What would you suggest?


ADDED LATER:

I tried another script which gets files from HDFS via textFile(). I looks like a Spark executor doesn't prefer among input files the files which are 'local' to it. Doesn't it contradict to "Spark brings code to data, not data to code"?

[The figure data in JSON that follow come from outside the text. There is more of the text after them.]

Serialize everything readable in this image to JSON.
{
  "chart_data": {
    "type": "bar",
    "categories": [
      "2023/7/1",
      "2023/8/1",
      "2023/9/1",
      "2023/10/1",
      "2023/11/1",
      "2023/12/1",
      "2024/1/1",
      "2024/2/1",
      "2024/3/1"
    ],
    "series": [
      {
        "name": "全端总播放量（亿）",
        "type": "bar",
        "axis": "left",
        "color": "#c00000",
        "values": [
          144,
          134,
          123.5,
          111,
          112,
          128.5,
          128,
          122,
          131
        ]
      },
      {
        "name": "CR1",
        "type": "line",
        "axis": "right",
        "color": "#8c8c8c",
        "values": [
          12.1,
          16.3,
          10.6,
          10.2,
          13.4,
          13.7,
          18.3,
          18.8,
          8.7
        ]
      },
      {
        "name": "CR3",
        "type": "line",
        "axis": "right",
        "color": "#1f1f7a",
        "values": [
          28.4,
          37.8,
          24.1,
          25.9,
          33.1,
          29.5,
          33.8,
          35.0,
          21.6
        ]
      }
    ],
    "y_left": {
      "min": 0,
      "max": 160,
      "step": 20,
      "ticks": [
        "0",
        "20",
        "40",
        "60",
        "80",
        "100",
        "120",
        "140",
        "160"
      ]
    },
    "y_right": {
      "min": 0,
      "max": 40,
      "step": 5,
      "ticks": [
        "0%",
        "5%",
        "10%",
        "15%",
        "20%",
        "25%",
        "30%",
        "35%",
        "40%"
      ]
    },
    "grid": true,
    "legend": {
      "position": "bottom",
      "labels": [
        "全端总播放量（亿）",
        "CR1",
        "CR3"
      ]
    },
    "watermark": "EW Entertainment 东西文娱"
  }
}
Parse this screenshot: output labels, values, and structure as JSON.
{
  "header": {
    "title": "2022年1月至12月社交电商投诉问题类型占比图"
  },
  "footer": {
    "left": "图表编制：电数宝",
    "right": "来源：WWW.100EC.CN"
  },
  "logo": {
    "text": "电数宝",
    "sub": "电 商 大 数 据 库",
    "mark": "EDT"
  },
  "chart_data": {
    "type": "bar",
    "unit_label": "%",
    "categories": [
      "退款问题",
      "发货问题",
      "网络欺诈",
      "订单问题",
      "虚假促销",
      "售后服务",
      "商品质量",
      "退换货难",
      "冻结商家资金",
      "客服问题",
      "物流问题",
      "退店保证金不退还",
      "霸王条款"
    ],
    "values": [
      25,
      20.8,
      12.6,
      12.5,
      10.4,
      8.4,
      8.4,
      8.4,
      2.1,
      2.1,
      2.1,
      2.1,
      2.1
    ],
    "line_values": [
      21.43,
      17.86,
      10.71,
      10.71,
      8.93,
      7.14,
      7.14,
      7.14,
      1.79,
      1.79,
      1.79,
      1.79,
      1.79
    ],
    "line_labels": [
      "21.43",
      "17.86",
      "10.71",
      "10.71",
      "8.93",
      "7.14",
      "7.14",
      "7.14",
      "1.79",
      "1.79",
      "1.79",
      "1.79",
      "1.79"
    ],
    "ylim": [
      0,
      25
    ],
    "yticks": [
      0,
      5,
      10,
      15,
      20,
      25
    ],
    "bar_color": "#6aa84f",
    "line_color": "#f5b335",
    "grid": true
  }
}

// Usage (after packaging a jar with mainClass set to 'com.qbeats.cortex.CommoncrawlArchiveLinesCounter' in spark.pom)
//   ./bin/spark-submit --master spark://LV-WS10.lviv:7077 spark-cortex-fat.jar spark://LV-WS10.lviv:7077 hdfs://LV-WS10.lviv:9000/commoncrawl 9

package com.qbeats.cortex

import org.apache.spark.{SparkContext, SparkConf}

object CommoncrawlArchiveLinesCounter extends App {
  override def main(args: Array[String]): Unit = {
    if  (args.length >= 3) {
      val appName = "CommoncrawlArchiveLinesCounter"
      val conf = new SparkConf().setAppName(appName).setMaster(args(0))
      conf.set("spark.executor.memory", "6g")
      conf.set("spark.shuffle.service.enabled", "true")
      conf.set("spark.dynamicAllocation.enabled", "true")
      conf.set("spark.dynamicAllocation.initialExecutors", args(2))
      val sc = new SparkContext(conf)

      val helper = new Helper
      val nLines = sc.
        textFile(args(1) + "/*").
        mapPartitionsWithIndex( (index, it) => {
          println("Processing partition %s".format(index))
          it
        }).
        count
      println(nLines)
    }
  }
}

SAIF C, could you explain in more detail please?

1
Spark on Hadoop probably cannot see your local versions of the file. You would probably need to add them using the --files option in spark submit. When using this the local files will be accessible by spark at the root of the executors.Saif Charaniya

1 Answers

0
votes

I've solved the problem by switching from Spark’s standalone mode to YARN.

Related topic: How does Apache Spark know about HDFS data nodes?